Au son de cette voix vibrante, deux ou trois passants s'étaient retournés; j'étais fort embarrassé, et certes, si j'avais pu me tirer de là par un sacrifice d'argent, j'aurais probablement écorné sans regret ma fortune. Mais nul secours n'était possible. Je pris donc ma fille par la main et je voulus presser le pas... Elle se laissa tomber sur l'asphalte, s'assit résolument par terre, mit sa poupée devant elle et me cria, de cette même voix perçante:
--Je ne marcherai pas!
Un murmure peu flatteur s'éleva du cercle qui grossissait autour de nous; les uns prenaient parti pour moi, d'autres pour l'enfant, et je courais risque d'être invectivé par quelque gamin si la scène se prolongeait un instant de plus... J'appelai toute ma raison à moi, j'enlevai la petite fille dans mes bras, tout en ayant soin de laisser la poupée à terre, et je sautai dans une calèche qui passait.

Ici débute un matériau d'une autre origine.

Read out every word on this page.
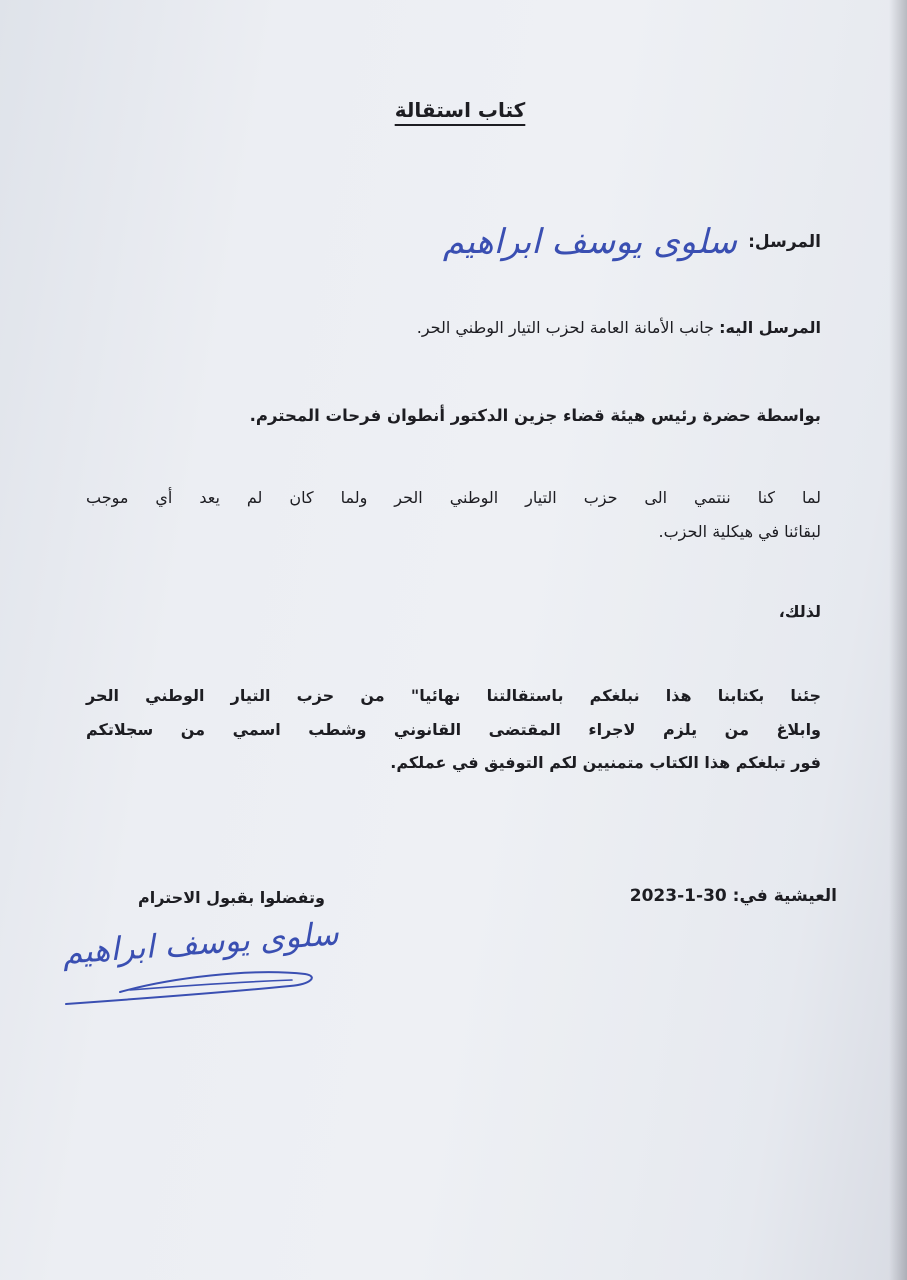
كتاب استقالة
المرسل:
سلوى يوسف ابراهيم
المرسل اليه: جانب الأمانة العامة لحزب التيار الوطني الحر.
بواسطة حضرة رئيس هيئة قضاء جزين الدكتور أنطوان فرحات المحترم.
لما كنا ننتمي الى حزب التيار الوطني الحر ولما كان لم يعد أي موجب
لبقائنا في هيكلية الحزب.
لذلك،
جئنا بكتابنا هذا نبلغكم باستقالتنا نهائيا" من حزب التيار الوطني الحر
وابلاغ من يلزم لاجراء المقتضى القانوني وشطب اسمي من سجلاتكم
فور تبلغكم هذا الكتاب متمنيين لكم التوفيق في عملكم.
العيشية في: 30-1-2023
وتفضلوا بقبول الاحترام
سلوى يوسف ابراهيم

--Votre poupée, m'sieu! cria un gamin, en lançant dans la calèche la poupée qu'il tenait par une jambe.
Suzanne, très-saisie, voulait reprendre son jouet; je le lui enlevai et je le rejetai sur le macadam, où il fut broyé à l'instant par une voiture.
--Ma fille! s'écria Suzanne qui fondit en larmes.
--Tu n'as pas voulu la porter, lui dis-je d'un ton sévère, et tu savais que je ne la porterais pas.
Suzanne détourna la tête et se mit à dévorer ses sanglots. Elle me boudait; je ne pouvais apercevoir son petit visage sillonné de larmes, mais je sentais de temps en temps le frémissement de son vêtement contre le mien. Mon coeur saignait,--jamais elle ne m'avait boudé. En voulant briser sa résistance, avais-je perdu le coeur de mon enfant?
Cependant, en dedans de moi-même, il me semblait avoir bien fait; nous rentrâmes à la maison, toujours silencieux. Je la descendis de voiture. Au lieu de m'embrasser, comme elle le faisait toujours pendant ce rapide passage dans mes bras, elle détourna son visage. Je ne dis rien.